Saturday, April 4, 2009

Review: The Kite Runner


Title: The Kite Runner
Author: Khaled Hosseini
Pages: 371
Genre:Historical Fiction
Rating: 4.5/5

T
his book was such an easy read, because I was always interested in the story line. There was always something that kept my attention and interest. Amir is the main character of the story and we follow him as he grows up in Afghanistan with his servant's son Hassan as his "best friend". They spend all of their days together, but in a way Amir is quietly ashamed to be friends with a Hazara/Servant. Then one day something happens that changes their relationship, and because of Amir's disloyalty to Hassan, he is too ashamed and haunted by what has happened. Amir tries everything he can to get rid of them but his father is too attached to Hassan and his father to let them go. Eventually, Amir and his father need to flee to America because of the government unrest. The story spans about 25 years total of Amir's life.

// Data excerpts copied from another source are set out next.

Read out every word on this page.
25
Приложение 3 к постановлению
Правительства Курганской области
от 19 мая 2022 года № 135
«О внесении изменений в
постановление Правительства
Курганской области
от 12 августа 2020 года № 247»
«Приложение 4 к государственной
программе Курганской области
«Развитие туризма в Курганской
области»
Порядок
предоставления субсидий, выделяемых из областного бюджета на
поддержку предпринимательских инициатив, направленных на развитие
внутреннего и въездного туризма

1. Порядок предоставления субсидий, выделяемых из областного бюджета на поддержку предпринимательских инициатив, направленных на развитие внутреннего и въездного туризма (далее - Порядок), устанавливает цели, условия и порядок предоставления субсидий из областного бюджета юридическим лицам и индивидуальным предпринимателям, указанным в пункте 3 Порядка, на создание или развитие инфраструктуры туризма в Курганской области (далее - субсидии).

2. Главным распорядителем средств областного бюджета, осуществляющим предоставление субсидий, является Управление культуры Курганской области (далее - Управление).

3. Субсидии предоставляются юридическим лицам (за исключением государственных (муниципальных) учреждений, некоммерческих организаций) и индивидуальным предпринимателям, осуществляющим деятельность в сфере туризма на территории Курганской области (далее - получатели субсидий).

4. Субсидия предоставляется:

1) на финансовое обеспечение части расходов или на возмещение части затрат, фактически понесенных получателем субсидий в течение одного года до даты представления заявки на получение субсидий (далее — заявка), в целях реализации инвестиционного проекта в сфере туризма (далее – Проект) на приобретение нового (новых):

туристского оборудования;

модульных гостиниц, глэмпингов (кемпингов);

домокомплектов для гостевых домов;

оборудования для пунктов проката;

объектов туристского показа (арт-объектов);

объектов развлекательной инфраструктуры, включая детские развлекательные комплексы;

This book is a great story of life lessons. There is a couple of great quotes and I am a sucker for quotes!

"...lifting him from the certainty of turmoil and dropping him in a turmoil of uncertainty."

"I wondered if that was how forgiveness budded, not with the fanfare of epiphany, but with pain gathering its things, packing up and slipping away unannounced in the middle of the night."


I
loved this book for a couple of reasons. First, I thought I could predict how the storyline would flow and was thrown off every single time. Also, I know nothing of Afghanistan and the cultures there. This book inspires me to want to learn all I can about this country, the history, the culture, the people, the government, everything. Another thing I really loved about this book is you get to see how this character has developed over the span of his life. You see how he grows, matures, realizes what is important, and who really matters in the end. Such a great read.


8 comments:

Trish said...

Next you have to read A Thousand Splendid Suns. Brooke and my dad liked The Kite Runner better, but I liked the second one because it takes place solely in Afghanistan and is centered around women. Hosseini is such a great storyteller.

Bellezza said...

I hated this book, and I hated a Thousand Splendid Suns. I'm angry about how women are treated, but in the Kite Runner I'm still upset about how he didn't stand up for his friend. I know I'm in a minority here, and of course, I respect your opinion and the good you could find.

bkclubcare said...

I read this so long ago and just recently watched the film. I honestly am not sure what i think of it.

Pam said...

Sounds like a good read...I'll be looking for it at the library.

Care said...

hey - thanks for cheering for me!! I hope you are having a lovely weekend.

Laura said...

Thanks for all the encouragement! It is very appreciated! :)

Girl That Reads said...

I have this in my notebook of TBR books! I've heard so many great things about it!

Stephanie said...

The Kite Runner is one of my favorite books. Glad you enjoyed it!